Our study is a single institutional retrospective series and there are associated limitations including selection and referral bias. Not all patients underwent comprehensive genetic testing and thus we could not include this variable in multivariable analysis. We had large sample size and long mean follow-up of 87 months which adds to the strength of the study, but it is possible that with further follow-up, additional patients with metastatic Pheo/PGL will be diagnosed who were not initially captured. Also, we coded synchronous pheo/PGL tumors as PGL which could have favored our results in achieving high sensitivity. However, given the high risk of malignancy associated with extra-adrenal location, patients with concurrent Pheo and PGL should be treated similar to PGL alone. We did not compare the EPoGS criteria with PASS score as PASS score is not reported at our institution given the limited broad-based clinical utility. We observed a median recurrence free survival that was relatively long at 68 months suggesting that the metastases were not a result of incomplete tumor resection. The current study is the first to compile the clinical and genetic factors into a follow-up algorithm for these patients. Although the study lacks prospective, external validation, factors such as extra-adrenal location, larger size and genetic testing results have been previously reported to be associated with malignant behavior in Pheo/PGL patients by others and support the findings of the current study.

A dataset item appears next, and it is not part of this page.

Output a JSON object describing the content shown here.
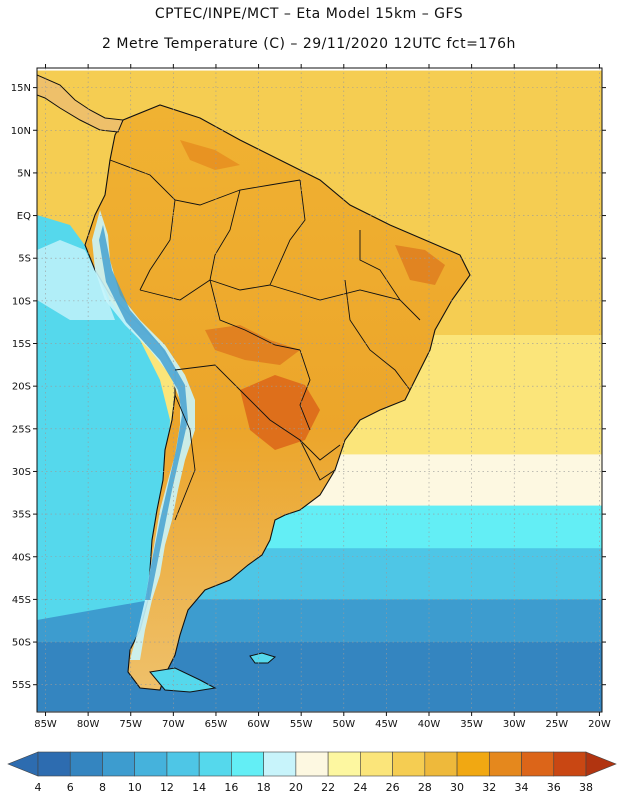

In conclusion, our study confirms that SDHB mutations are associated with high risk of malignancy and shows in multivariable analysis that other replicable clinical criteria such as extra-adrenal location (e.g. PGL), positive family history, any positive genetic testing and larger adrenal (>4 cm) tumor size can help identify patients who are at risk of malignancy (sensitivity 100%). These criteria can be used to identify patients who require long term follow-up.